In summary, this study demonstrated the effect of P-HFD, LPS, and CCl4 on NASH and liver fibrosis development, proving that P-HFD administration for eight weeks sufficiently induced the NASH phenotype in mice. However, we suggested continuing administration of the diet for 12 weeks since it could be more effective for inducing NASH, as evident by the pro-inflammatory cytokines and hepatic triglycerides reaching their maximum level at this time point. According to gut microbiota data, four weeks of P-HFD with or without LPS/CCl4 resulted in an alteration of the gut microbiome and dysbiosis by reducing beneficial bacteria and increasing pathogenic bacteria. The elevation of plasma LPS was observed at 16 weeks.
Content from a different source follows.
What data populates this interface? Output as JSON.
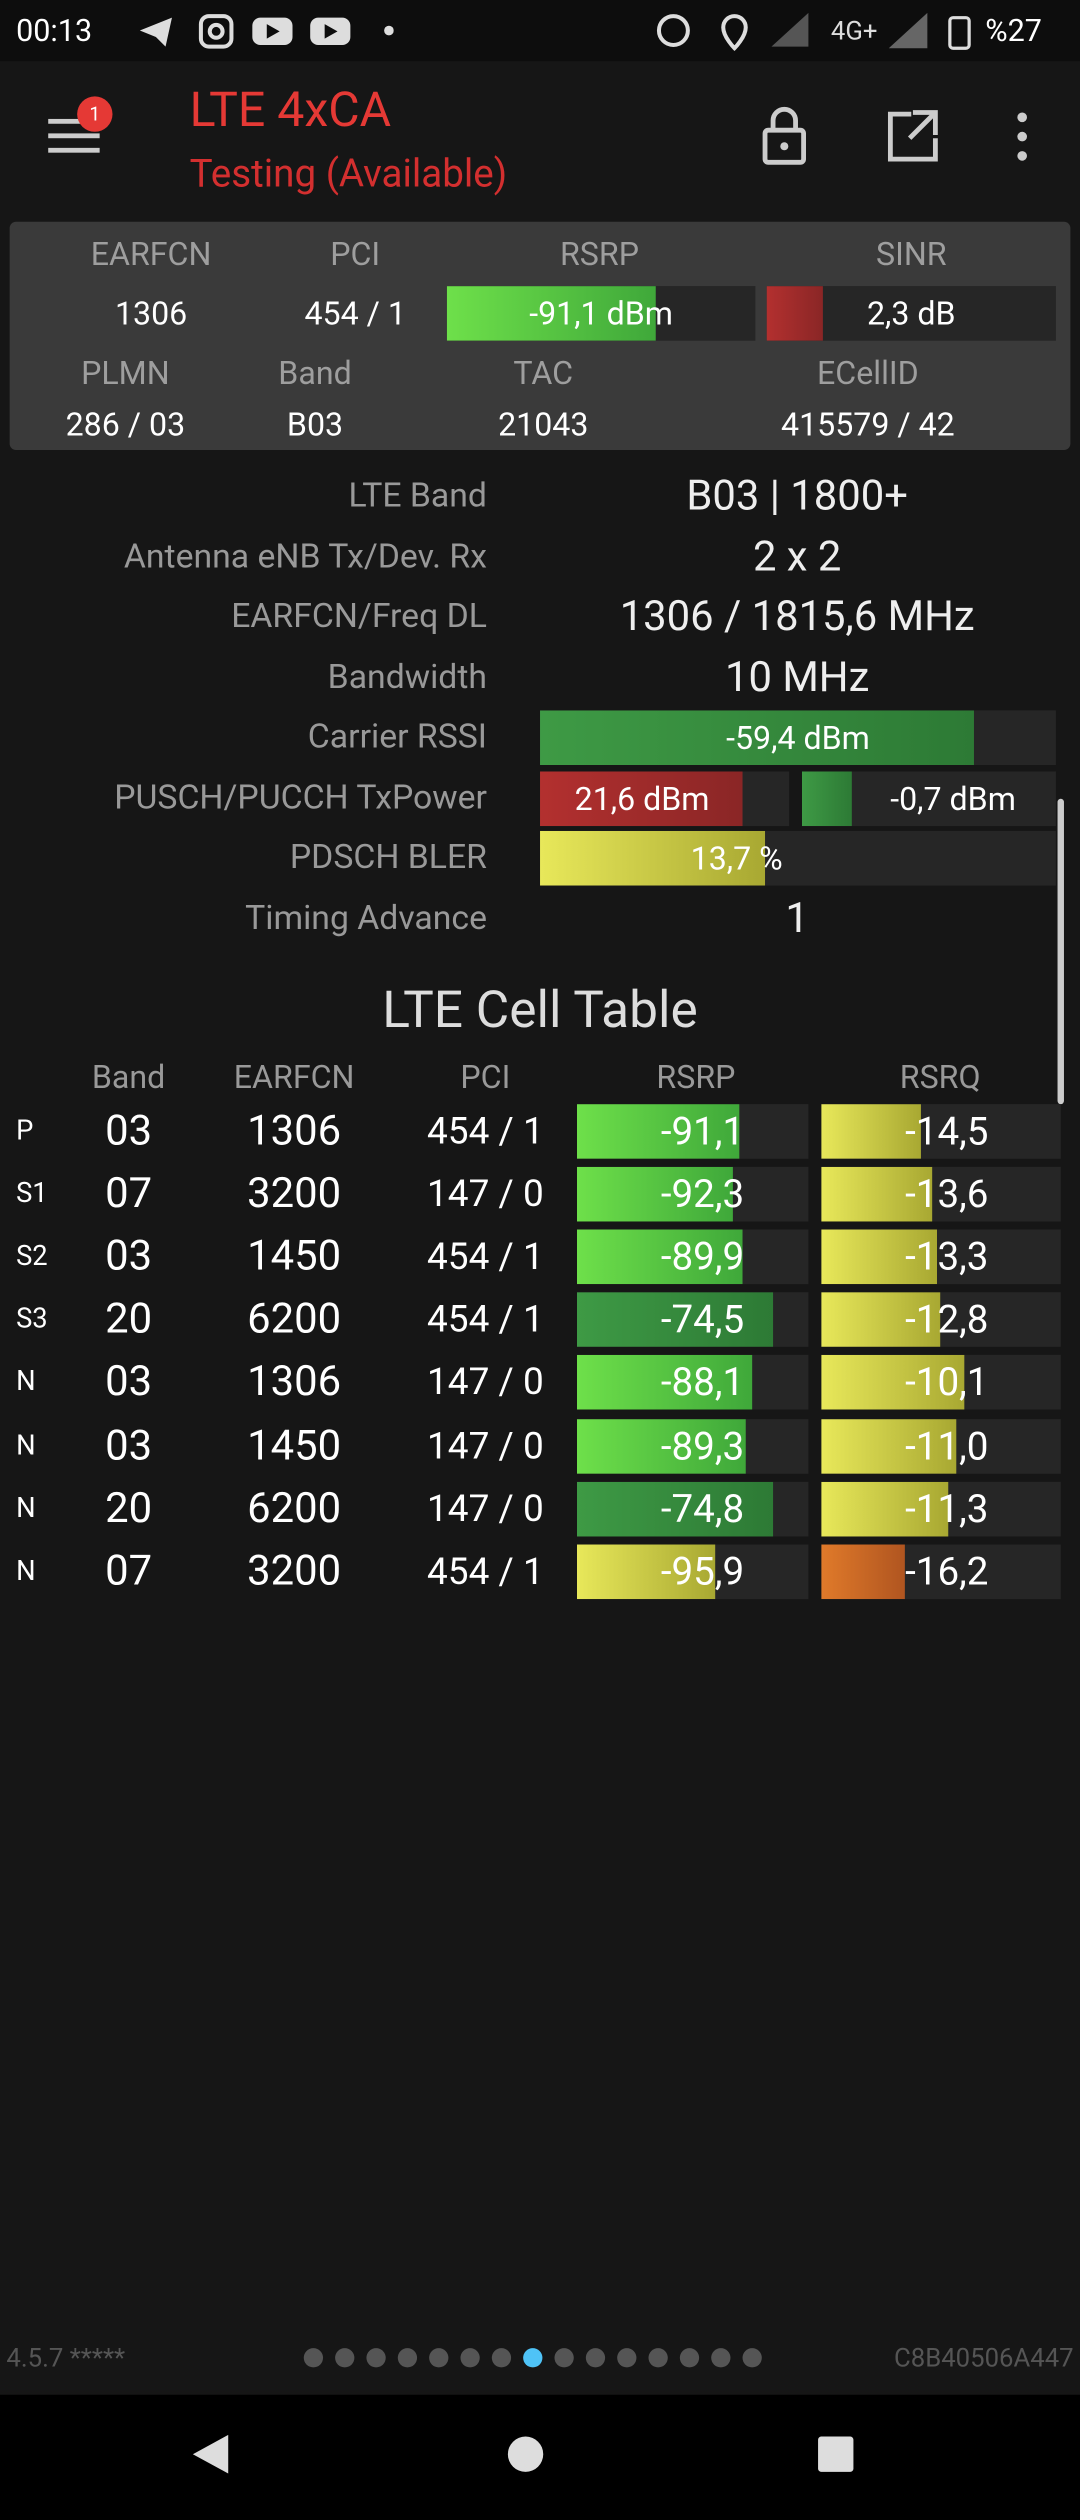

Nevertheless, this study provided scientific evidence for induction of NASH and liver fibrosis. There is no perfect experimental animal model in the current literature that imitates gut dysbiosis and accelerates NASH and liver fibrosis. This study developed the NASH and fibrosis mouse model by using a non-trans-fat P-HFD with LPS intraperitoneal injection simulating gut dysbiosis and endotoxemia, as well as reporting the changes in gut microbiota composition, intestinal permeability, and gut-derived LPS, including its function. Additionally, we demonstrated the effect of CCl4 on the gut-liver axis (Fig. 7). The novel P-HFD with or without LPS/CCl4 injection mouse model could be a valuable preclinical model for drug screening purposes and drug therapies for NASH and liver fibrosis.